Picked this up last Friday and got to shoot it on Saturday. Had to spring for a box of Winchester Cowboy loads as I didn't have a chance to get some loads ready to go. I have five different loads ready to test tomorrow night. If I would have known just how much fun these things are to shoot, I would have picked one up years ago!








://[/IMG]

2" circle @ 7yds


----------



## DrSharkey (Dec 23, 2008)

I love my .357 Vaquero. Shoots straighter than I can!


----------



## Rocker (Sep 22, 2009)

Very nice.. i need one of those. but then again who doesnt.


----------



## dondavis3 (Aug 2, 2009)

I have one too - mines is 5 1/4" stainless steel and in .45 long colt cal.

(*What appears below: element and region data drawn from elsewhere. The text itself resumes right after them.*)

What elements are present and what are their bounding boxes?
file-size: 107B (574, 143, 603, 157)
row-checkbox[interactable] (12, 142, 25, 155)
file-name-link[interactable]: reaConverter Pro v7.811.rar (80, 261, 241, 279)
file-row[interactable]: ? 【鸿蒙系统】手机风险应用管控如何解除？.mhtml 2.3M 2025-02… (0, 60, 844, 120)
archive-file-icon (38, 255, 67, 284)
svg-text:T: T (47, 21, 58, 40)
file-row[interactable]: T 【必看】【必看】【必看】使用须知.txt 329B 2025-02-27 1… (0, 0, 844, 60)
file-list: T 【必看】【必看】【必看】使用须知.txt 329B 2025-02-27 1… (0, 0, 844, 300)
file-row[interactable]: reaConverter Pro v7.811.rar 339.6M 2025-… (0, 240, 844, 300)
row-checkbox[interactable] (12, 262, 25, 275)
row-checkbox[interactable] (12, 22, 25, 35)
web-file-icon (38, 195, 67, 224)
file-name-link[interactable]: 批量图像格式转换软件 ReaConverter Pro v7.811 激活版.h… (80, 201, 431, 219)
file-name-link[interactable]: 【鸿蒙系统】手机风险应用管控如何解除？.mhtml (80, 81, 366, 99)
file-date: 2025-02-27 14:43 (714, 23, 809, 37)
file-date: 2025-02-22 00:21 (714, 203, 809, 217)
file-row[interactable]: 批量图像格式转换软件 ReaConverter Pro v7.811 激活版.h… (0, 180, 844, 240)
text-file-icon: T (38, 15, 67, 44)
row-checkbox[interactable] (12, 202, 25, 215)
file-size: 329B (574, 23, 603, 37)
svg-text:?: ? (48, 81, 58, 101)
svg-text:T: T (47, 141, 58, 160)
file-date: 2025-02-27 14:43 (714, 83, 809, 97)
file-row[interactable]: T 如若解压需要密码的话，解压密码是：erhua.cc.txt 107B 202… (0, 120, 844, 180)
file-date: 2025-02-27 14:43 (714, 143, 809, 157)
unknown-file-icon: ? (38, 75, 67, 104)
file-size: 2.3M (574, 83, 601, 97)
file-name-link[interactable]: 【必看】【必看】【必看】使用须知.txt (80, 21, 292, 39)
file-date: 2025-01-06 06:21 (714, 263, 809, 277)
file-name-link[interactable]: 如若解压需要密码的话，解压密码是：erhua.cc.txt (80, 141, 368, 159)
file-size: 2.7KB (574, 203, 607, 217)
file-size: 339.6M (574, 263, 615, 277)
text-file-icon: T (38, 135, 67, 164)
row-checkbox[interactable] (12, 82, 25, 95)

They really shoot well - and everybody likes a cowboy gun, right?

:smt1099


----------



## wheelgunnerfla (Oct 21, 2009)

sweet!


----------



## mk70ss (Mar 19, 2009)

Love my .45LC New Vaquero.


----------



## cougartex (Jan 2, 2010)

Very nice.


----------



## niadhf (Jan 20, 2008)

Very Nice. That is a vaquero, not the New Vaquero right? I have a 5-1/2 in 45 coltalso. love the feel of it in my hand. Course i drank the kool-aid and also got a new vaquero in .357also. and a single six 3 screw... they just keep multiplying:smt082


----------



## 303Mark (May 19, 2008)

Yes it's a Vaquero not the new one. I've since picked up a 50th Ann. Single Six. I love shooting both of them. The Single Six even shoots this crappy Russian steel cased ammo my buddy gave me really well. That is most of the time. Some of the rds are very under powered. I was saving for a 50th Ann. Blackhawk in .357 until I held a S&W 15-3 at my local shop. It ended up coming home with me.


----------



## Hunter08 (Feb 3, 2010)

Have my eye on one at the local GS right now. Only in .357. That way I can shoot .38 a little cheaper. Love the Cowboy guns.....


----------



## TheReaper (Nov 14, 2008)

It's a Ruger so you gotta love it.


----------



## texagun (May 5, 2007)

Reloading for the .45LC is a hobby unto itself. Lots of fun. Best of luck with it.


----------